Nunavut is the best province/territory when it comes to these factors – having tiered rates and fixed monthly fees of $0 (when accounting for electricity rebates).
(methodology on our Electricity Prices page.)
The only way to completely remove your fixed costs is to go off the grid, something most homeowners in Nunavut don’t do because of high battery costs.
Disconnecting from the grid also means that you won’t be able to participate in your utility’s net metering program.
Upfront Cost: $4.00+/watt
Nunavut is one of the worst provinces in the country when it comes to financial factors because of high up-front costs and limited solar financing options. We’ve scored Nunavut 12/30 for this section.
Cost of Installation
The upfront cost of installation is obviously one of the largest factors that determine whether or not a person is going to switch to solar. The current average price range in Nunavut is about $4.00+ per watt.
(not sure what this number means or how to use it? Jump back up to the Common Questions section.)
However, the price can easily be higher or lower depending on the size of the system, the complexity of the job, the type of equipment used, and even on the quality of your installation company.

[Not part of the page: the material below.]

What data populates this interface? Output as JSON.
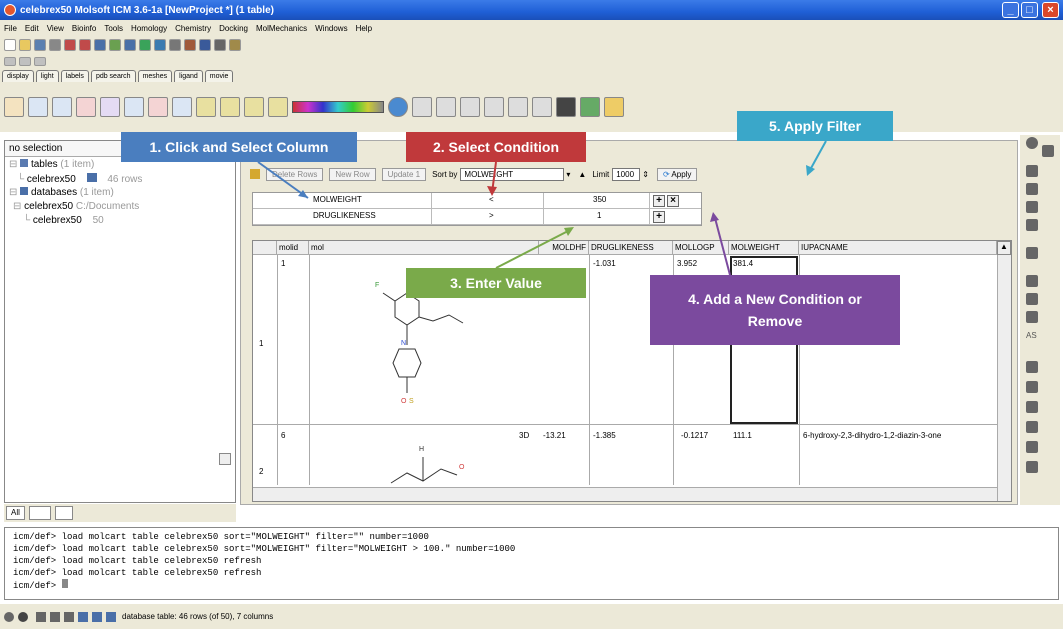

In general, aiming for the cheapest price shouldn’t be your goal. Most solar panels are guaranteed to last for 25 years, so you want to make sure that your installation job is good enough to support that.
You’ll also want to be sure that the company you choose will be around in 5 to 10 years from now in case you need service or warranty work done. If you get a quote through us, we’ll connect you with a pre-vetted installer!
Property Assessed Clean Energy (PACE) is an innovative financing option that allows you to cover the entire upfront cost of your solar system (or energy efficiency upgrades) with a $0 down, long amortization period, low interest ‘loan’.
However, unlike a typical loan, this loan is attached to your property (not you) and is paid back on your property tax bill as a Local Improvement Charge (LIC). The only eligibility is that you need to own a certain portion of your home.
Unfortunately, no PACE financing exists in Nunavut.
Other Energy Financing
Obviously though, PACE is not the only way to finance a solar system. Systems can be financed by cash, bank loans, installer financing, home equity loans, a home equity line of credit, a mortgage (for new builds), or through energy loans.
All provinces and territories can leverage the Federal Greener Homes Program which can provide up to $40,000 in interest free loans! See our Clean Energy Financing Page to learn more about programs available across the country.
Solar Power Nunavut
Because of Nunavut’s incentives and high electricity – we rank Nunavut as being the #2 province/territory in the country for switching to solar power.